TOCA has a lively presence in Sells, AZ, the hub of Tohono O’odham Nation. It takes over an hour driving through the vast expanse of Sonoran Desert, past buttes, mountains, and the Kitt Peak National Observatory. Sells looks like what you’d imagine of an isolated town in the middle of one of the nation’s poorest native reservations. There are trailers and dusty modular houses with kids’ toys and junk cars in front. There is one grocery store, the Basha’s chain store, and its deli is one of the chain’s highest grossing delis in the state. It sells mostly fried foods – things like chicken, potato wedges, corndogs.
But now, a few doors down from Basha’s is Desert Rain Café, opened by TOCA in 2009. The clean, airy café adjoins the art and basket weaving gift shop, another part of TOCA. Desert Rain serves over 100,000 meals a year, using mostly local produce cooked in traditional ways. It has become a boon for local farmers and opened avenues for them to sell their food to schools and Head Start centers.
But it’s the activity at Desert Rain, moreso even than the food, that is the most telling for the comeback of the Tohono O’odham Nation. Young people gather here, some just to eat, others to organize. Farmers come through. TOCA has spawned a handful of programs that empower youth to become leaders in the charge to take back their traditional ways in the modern world. There’s Oidag, a youth-initiated community garden and school-mentoring program. They help schools establish and care for gardens. They work with youth to create healthy slogans to combat corporate junk food marketing and promote traditional food to children.
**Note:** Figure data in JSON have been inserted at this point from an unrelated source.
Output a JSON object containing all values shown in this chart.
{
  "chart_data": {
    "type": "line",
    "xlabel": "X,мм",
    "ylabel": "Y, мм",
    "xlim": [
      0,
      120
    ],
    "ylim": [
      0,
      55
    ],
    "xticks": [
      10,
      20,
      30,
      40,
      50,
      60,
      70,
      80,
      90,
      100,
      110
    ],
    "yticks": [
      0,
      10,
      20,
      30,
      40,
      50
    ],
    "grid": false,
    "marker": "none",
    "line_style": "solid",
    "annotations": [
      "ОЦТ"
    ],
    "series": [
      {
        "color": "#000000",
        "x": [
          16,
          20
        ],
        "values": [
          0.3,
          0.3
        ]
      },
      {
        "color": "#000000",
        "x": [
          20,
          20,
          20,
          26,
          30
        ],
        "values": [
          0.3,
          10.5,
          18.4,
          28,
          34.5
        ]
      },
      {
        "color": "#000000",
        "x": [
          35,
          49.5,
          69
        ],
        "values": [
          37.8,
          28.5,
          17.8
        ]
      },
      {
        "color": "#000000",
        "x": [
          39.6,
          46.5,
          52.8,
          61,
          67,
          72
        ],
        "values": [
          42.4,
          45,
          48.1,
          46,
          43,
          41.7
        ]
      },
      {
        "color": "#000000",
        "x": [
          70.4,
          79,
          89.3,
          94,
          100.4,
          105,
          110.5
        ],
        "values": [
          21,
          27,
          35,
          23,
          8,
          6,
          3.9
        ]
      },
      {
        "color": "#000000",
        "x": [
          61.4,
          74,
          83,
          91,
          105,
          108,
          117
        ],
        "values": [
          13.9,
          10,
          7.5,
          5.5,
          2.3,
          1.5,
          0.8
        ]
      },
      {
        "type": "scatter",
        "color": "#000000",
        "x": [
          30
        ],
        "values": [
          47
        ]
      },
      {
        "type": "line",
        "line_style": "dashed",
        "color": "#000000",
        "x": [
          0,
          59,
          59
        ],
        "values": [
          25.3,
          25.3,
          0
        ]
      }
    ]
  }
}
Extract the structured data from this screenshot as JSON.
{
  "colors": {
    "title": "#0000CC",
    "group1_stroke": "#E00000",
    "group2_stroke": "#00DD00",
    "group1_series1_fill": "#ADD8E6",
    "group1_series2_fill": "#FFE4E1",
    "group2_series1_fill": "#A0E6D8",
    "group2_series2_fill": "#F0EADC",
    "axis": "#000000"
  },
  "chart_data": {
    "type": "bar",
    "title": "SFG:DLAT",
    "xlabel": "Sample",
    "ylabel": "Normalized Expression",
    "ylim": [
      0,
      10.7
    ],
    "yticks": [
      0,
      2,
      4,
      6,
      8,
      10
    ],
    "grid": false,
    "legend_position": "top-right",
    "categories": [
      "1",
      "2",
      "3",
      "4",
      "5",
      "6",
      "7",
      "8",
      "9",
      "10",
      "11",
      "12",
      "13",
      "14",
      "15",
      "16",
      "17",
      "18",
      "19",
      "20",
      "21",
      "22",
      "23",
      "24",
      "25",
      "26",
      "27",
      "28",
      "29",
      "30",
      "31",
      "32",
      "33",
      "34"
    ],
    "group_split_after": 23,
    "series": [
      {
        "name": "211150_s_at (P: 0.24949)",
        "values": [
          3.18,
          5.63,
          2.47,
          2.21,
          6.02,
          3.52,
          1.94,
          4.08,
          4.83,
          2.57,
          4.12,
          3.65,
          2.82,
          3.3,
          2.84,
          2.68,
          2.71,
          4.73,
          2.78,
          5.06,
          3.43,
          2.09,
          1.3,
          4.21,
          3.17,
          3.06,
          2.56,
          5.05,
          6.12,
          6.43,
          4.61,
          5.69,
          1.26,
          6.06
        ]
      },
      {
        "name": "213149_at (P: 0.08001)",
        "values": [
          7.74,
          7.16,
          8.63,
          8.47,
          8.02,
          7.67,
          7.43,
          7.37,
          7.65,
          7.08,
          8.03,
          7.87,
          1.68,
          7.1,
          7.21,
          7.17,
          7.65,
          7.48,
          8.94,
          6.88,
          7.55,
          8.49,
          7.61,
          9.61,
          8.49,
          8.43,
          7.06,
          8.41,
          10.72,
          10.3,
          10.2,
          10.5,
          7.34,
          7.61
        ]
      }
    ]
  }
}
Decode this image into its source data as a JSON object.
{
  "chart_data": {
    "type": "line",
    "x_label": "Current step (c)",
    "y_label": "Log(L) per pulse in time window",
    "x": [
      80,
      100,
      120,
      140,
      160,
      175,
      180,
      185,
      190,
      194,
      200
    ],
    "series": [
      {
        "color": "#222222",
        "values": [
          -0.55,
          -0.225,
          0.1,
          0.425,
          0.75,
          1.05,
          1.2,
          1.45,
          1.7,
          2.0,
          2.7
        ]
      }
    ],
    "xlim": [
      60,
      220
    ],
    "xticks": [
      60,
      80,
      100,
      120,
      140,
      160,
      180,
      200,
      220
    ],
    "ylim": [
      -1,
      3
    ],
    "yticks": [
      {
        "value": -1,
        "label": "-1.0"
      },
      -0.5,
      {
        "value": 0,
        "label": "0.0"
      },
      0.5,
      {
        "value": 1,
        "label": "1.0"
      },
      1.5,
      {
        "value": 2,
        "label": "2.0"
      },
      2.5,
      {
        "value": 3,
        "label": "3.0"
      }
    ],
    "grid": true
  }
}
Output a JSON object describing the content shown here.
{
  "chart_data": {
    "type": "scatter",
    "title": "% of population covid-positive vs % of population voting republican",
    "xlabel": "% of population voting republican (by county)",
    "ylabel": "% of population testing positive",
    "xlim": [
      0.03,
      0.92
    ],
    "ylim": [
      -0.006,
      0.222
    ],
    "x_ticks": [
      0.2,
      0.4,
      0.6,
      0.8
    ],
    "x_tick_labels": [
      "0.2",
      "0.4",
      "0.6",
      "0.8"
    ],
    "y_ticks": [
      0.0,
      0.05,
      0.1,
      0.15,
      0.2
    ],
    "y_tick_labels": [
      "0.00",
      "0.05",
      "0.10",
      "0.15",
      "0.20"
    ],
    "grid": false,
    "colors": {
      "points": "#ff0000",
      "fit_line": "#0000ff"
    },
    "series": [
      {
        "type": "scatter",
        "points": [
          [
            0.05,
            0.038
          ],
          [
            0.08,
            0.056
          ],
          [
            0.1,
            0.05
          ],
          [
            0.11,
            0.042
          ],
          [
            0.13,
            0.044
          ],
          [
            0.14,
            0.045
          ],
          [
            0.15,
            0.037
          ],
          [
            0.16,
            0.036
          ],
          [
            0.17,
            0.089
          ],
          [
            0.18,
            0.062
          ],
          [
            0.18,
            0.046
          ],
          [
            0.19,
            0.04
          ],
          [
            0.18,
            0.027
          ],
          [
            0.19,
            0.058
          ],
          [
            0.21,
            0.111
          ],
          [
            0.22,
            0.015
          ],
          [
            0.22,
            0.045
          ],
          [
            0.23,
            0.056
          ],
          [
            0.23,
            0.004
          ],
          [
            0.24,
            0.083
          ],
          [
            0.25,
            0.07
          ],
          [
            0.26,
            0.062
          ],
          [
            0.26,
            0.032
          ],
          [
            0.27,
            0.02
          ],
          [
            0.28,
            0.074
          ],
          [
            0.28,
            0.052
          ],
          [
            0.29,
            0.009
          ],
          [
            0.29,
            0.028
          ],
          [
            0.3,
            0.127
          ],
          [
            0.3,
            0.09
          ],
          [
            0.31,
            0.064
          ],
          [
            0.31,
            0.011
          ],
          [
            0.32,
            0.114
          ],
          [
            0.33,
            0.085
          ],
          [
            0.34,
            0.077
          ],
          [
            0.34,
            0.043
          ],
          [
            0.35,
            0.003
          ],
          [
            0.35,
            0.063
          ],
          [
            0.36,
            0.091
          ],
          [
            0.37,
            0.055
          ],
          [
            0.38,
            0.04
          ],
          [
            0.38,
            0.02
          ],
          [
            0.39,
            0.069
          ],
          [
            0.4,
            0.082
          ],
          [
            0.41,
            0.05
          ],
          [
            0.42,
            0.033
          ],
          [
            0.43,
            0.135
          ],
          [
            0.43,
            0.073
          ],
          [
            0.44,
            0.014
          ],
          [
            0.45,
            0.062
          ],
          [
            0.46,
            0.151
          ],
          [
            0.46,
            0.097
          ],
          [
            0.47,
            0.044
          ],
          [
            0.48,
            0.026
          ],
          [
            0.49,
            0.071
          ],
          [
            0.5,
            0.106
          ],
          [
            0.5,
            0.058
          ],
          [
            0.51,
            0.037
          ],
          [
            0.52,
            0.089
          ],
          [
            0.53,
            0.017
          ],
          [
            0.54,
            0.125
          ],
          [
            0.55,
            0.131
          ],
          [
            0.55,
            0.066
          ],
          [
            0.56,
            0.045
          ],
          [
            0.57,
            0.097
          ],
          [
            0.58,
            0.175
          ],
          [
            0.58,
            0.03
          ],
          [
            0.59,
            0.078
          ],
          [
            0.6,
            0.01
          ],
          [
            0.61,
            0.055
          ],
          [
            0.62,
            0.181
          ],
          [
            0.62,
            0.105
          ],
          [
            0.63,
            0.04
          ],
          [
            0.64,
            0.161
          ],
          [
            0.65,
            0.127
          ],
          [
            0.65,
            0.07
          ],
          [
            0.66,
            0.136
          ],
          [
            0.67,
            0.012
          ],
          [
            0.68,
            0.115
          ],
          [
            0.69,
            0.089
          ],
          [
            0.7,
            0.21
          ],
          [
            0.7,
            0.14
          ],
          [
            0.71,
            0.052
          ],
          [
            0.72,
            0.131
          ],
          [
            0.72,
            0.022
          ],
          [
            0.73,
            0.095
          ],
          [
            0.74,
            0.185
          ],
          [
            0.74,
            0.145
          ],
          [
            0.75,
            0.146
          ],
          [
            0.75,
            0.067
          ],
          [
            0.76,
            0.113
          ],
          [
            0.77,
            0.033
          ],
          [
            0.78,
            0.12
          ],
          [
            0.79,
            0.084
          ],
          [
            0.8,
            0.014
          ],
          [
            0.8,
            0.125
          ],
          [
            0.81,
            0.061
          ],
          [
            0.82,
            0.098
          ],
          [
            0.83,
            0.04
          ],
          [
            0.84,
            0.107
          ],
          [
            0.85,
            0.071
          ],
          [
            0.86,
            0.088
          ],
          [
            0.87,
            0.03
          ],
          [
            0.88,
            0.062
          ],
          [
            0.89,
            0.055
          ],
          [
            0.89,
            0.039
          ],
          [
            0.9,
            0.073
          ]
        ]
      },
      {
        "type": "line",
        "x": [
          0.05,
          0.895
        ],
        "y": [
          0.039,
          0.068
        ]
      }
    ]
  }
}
And each year many of the TOCA programs come together at the historic San Xavier Mission and its adjacent farm, just south of Tucson where the Santa Cruz River used to flow in mighty pulses. They gather on a Saturday – children, youth leaders, AmeriCorps volunteers, parents, farmers, elders, community members – and they share their skills from cooking demos to irrigation practices to seed storage to cartoon marketing workshops.
Few things resonate himdag like the voice of Mikey Enis singing a Tohono O’odham song, a lilting chant that seems to be one voluminous, ancient, and enduring exhalation that cannot be easily forgotten.